Josué se había enfrentado a los nombres que designaban las cosas y a las personas. En la época actual cada nombre designaba una persona de forma especial. Bien eran nombres que repetían los de los familiares, bien reflejaban nombres bíblicos, nombres de épocas pasadas o de culturas específicas que nos recordaban especiales predilecciones.
Así nuestros hijos llevaban los nombres por alguna incidencia que nos hacía elegirlos de una forma especial. Cada nombre tenía su historia. En algunas familias era la repetición de los padres o de algunos familiares. En otras reflejaban los cambios interiores que se habían producido en sus vidas. Algunos nombres indicaban el aprecio por lo exótico.
Salvo esos detalles que nos hacían elegir, la función específica de los nombres era designar a las personas. No profundizaban mucho más en sus esencias y en sus características, en su manera de ser, en su forma de pensar, en su forma de actuar. En cambio, los nombres antiguos conllevaban toda una actitud frente a la vida y decían mucho de la persona.
En aquellas sociedades el nombre identificaba la evolución de la persona. Tal era así que en ciertos momentos se cambiaban el nombre. El objetivo de su vida era recordado por el significado profundo del nombre. Esa función se había perdido totalmente en nuestras culturas. Apenas teníamos una ligera idea del significado de nuestros nombres.
En esa línea se podía entender el siguiente párrafo: “Tu nombre ancestral es el nombre de todos ellos, tal como el de ellos es el tuyo. Invoca el nombre de tu hermano y Dios te contestará, pues es a Él a Quien invocas. ¿Podría Él negarse a contestar cuando ya ha contestado a todos los que lo invocan?”
“Un milagro no puede cambiar nada en absoluto. Pero puede hacer que lo que siempre ha sido verdad sea reconocido por aquellos que lo desconocen; y mediante este pequeño regalo de verdad se le permite a lo que siempre ha sido verdad ser lo que es, al Hijo de Dios ser él mismo y a toda la creación ser libre para invocar el Nombre de Dios cual una sola”.
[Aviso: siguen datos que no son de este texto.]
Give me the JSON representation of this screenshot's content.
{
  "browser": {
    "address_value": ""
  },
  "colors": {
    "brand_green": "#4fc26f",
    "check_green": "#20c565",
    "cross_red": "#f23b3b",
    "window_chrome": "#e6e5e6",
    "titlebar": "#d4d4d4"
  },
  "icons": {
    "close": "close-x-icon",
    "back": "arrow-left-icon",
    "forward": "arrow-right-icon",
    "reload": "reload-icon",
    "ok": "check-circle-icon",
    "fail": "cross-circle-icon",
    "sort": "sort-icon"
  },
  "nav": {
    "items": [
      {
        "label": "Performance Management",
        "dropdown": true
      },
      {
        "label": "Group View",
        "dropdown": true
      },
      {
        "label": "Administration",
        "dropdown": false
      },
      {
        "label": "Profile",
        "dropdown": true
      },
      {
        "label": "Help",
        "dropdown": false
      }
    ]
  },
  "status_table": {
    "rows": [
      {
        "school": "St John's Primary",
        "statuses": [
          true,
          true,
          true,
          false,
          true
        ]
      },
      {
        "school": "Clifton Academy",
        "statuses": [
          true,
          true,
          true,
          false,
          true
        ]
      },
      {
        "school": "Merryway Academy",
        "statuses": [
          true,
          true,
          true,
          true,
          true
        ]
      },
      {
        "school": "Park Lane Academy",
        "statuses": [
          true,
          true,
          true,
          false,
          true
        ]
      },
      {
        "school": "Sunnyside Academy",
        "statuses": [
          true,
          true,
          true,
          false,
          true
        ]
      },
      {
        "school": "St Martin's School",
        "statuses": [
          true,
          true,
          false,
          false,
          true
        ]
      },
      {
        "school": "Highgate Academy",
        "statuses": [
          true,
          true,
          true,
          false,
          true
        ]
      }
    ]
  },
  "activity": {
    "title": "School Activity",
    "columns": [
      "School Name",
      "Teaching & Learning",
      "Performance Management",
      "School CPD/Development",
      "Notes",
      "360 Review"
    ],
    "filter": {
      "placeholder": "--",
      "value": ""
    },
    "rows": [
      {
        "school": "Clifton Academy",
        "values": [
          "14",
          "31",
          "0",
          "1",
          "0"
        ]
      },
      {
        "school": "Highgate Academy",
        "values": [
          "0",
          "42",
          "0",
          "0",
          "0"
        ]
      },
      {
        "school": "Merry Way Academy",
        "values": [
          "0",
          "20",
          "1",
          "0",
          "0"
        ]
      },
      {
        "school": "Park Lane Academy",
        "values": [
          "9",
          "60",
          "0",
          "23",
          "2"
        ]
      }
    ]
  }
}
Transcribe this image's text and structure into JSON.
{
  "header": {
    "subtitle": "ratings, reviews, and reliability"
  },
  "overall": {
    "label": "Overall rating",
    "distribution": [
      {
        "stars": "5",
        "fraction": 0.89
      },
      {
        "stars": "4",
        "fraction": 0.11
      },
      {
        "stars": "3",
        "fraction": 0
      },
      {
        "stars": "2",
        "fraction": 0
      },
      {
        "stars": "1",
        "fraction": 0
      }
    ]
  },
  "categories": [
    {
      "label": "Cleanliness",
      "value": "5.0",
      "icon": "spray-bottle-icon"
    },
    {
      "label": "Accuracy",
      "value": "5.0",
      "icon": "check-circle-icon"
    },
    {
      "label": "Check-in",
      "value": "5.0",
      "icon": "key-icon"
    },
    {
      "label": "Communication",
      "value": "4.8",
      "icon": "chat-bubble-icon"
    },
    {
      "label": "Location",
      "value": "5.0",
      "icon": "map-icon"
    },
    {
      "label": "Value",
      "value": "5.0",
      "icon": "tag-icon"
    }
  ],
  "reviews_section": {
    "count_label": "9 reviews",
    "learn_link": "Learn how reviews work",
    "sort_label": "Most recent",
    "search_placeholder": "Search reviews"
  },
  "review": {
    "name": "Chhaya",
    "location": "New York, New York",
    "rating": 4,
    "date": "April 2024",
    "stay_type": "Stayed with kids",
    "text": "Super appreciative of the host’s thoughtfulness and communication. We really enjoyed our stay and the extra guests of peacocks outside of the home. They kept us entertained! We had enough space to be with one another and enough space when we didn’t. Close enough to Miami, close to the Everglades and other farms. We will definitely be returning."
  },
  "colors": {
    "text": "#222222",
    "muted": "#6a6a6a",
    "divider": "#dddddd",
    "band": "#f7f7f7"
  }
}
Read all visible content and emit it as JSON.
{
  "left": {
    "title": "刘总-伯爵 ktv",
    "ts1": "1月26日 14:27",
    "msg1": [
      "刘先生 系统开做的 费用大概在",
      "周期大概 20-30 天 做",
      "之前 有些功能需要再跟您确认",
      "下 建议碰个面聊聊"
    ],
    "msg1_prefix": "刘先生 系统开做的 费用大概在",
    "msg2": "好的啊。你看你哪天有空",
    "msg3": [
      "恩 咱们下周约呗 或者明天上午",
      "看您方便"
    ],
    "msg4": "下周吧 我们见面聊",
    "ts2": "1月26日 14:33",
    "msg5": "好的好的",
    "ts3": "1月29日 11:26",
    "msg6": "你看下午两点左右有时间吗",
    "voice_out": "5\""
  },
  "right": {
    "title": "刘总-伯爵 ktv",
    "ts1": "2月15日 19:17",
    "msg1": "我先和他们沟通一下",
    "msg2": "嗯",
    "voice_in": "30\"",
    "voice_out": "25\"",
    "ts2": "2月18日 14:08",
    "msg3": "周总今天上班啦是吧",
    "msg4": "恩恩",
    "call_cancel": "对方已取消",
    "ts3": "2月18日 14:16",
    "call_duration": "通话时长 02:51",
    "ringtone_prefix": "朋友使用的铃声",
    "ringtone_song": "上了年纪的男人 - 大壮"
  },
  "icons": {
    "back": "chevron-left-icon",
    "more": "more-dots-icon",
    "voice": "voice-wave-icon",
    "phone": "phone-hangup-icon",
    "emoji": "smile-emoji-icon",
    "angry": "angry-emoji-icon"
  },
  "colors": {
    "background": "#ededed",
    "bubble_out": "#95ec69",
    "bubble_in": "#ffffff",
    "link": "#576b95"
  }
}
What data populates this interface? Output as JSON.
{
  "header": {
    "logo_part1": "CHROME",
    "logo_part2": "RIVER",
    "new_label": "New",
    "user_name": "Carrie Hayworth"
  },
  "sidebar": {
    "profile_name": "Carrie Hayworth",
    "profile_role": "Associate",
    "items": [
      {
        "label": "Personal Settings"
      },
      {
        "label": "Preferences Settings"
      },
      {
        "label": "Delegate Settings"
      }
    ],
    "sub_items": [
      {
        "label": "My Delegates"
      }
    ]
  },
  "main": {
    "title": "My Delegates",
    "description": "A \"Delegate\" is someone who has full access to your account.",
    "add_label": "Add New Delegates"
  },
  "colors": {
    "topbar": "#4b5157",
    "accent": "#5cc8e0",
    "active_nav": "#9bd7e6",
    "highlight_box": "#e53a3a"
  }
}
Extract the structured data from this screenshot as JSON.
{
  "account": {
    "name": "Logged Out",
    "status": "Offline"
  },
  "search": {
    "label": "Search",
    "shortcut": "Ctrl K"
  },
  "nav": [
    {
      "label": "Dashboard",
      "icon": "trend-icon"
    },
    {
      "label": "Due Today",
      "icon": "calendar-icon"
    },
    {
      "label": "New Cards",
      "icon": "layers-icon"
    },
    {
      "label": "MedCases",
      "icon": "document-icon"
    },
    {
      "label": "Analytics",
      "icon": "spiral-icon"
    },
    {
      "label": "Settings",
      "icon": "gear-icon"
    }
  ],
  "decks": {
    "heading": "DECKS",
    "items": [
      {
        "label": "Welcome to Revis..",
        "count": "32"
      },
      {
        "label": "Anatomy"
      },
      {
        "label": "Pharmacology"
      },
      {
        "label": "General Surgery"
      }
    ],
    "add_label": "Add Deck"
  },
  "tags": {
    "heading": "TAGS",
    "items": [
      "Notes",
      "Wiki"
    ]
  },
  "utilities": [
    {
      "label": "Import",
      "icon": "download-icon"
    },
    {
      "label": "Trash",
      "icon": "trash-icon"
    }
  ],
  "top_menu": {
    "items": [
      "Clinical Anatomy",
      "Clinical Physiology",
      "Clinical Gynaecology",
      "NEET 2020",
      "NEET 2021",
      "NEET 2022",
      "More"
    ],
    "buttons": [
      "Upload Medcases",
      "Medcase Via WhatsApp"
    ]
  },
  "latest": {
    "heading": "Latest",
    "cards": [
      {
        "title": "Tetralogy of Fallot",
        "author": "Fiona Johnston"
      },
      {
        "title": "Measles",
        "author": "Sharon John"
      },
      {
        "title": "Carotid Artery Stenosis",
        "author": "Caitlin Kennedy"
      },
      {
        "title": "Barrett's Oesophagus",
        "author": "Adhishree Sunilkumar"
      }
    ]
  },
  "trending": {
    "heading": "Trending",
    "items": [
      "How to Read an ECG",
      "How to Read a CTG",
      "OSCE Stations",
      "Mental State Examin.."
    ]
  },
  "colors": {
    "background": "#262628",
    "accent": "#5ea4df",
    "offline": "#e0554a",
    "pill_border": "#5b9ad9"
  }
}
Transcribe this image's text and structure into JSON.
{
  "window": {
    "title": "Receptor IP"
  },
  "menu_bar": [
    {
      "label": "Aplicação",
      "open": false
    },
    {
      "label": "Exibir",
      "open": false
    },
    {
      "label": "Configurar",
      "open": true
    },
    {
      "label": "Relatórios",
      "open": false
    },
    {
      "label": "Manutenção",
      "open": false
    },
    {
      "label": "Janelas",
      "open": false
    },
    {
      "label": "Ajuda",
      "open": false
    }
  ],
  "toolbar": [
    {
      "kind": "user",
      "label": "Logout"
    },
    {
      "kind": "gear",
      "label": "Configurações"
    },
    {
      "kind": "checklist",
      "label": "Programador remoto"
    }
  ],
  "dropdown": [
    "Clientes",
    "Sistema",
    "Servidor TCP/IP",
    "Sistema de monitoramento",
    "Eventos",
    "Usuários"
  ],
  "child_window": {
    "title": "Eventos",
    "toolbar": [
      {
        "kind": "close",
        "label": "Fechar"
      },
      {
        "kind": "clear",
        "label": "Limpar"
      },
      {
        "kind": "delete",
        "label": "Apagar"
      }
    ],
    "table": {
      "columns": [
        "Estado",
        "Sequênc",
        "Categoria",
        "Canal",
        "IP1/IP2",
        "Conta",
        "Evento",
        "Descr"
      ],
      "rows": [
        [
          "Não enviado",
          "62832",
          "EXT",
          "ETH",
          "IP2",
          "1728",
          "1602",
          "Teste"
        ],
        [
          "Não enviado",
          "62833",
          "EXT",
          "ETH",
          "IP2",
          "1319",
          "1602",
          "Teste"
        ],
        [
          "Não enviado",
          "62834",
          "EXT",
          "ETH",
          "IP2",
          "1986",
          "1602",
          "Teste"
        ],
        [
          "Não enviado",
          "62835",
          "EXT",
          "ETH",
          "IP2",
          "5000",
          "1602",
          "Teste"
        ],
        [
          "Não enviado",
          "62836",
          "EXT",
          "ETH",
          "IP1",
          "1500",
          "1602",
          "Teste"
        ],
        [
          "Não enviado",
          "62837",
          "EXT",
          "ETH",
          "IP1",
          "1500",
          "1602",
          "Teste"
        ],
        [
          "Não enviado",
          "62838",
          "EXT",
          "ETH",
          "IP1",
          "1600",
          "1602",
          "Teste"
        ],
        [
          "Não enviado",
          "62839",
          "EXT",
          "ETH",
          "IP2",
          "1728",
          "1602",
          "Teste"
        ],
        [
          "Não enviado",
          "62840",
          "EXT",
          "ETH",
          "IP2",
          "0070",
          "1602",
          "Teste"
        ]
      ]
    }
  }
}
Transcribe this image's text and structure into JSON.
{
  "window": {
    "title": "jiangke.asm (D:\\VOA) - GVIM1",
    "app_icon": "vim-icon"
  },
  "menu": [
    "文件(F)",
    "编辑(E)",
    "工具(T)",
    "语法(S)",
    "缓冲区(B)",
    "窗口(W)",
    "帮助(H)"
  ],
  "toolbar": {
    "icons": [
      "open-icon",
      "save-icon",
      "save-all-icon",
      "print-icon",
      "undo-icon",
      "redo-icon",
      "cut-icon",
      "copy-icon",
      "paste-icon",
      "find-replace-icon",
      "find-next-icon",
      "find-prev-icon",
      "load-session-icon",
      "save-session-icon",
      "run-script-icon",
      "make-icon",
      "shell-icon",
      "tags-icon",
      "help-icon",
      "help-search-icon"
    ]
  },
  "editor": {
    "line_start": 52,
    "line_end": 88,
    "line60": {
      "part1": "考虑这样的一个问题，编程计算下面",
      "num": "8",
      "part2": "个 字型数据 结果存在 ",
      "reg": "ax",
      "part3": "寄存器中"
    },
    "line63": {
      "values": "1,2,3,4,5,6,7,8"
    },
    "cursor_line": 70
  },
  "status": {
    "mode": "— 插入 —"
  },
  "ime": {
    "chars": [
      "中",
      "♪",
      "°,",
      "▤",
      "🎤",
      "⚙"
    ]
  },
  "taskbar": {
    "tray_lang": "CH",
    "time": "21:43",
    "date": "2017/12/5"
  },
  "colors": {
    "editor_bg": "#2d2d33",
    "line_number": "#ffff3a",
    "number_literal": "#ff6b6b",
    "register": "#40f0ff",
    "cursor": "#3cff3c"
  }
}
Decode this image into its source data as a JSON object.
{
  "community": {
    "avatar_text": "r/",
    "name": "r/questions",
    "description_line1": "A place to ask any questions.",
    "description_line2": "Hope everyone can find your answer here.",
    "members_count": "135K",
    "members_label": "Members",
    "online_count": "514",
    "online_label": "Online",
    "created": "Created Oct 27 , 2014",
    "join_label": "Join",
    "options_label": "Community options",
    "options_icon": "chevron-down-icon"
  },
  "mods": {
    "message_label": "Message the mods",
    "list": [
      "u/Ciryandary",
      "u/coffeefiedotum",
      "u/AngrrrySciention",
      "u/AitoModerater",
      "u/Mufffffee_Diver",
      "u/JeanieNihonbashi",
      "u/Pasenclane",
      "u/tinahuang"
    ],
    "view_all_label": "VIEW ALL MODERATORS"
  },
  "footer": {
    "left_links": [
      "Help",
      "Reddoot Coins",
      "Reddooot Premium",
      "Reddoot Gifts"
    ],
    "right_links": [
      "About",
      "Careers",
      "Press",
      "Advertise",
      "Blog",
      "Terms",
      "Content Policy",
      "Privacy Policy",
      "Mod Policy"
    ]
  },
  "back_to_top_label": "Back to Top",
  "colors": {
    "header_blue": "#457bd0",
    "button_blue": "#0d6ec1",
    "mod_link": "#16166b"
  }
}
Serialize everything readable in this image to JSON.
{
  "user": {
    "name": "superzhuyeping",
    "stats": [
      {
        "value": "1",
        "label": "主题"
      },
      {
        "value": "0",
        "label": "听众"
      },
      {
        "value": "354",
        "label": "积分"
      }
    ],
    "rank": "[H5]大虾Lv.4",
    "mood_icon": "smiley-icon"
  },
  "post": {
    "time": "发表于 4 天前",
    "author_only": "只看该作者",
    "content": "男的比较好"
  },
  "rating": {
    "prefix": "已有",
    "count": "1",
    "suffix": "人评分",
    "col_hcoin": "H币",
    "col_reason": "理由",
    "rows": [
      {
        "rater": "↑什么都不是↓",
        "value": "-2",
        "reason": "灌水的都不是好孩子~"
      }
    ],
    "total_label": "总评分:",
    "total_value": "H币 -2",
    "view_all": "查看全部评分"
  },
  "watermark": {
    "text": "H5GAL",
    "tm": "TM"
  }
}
Josué comprendía que si realmente su nombre interno, su forma de ser era la misma que la de Dios, al invocar la forma de ser del hermano, estábamos invocando al mismo Dios. Todos éramos Hijos suyos, Todos éramos creación suya. Al aceptar esa creación, todos estábamos en la misma línea, todos seguíamos el mismo camino, todos teníamos el mismo nombre.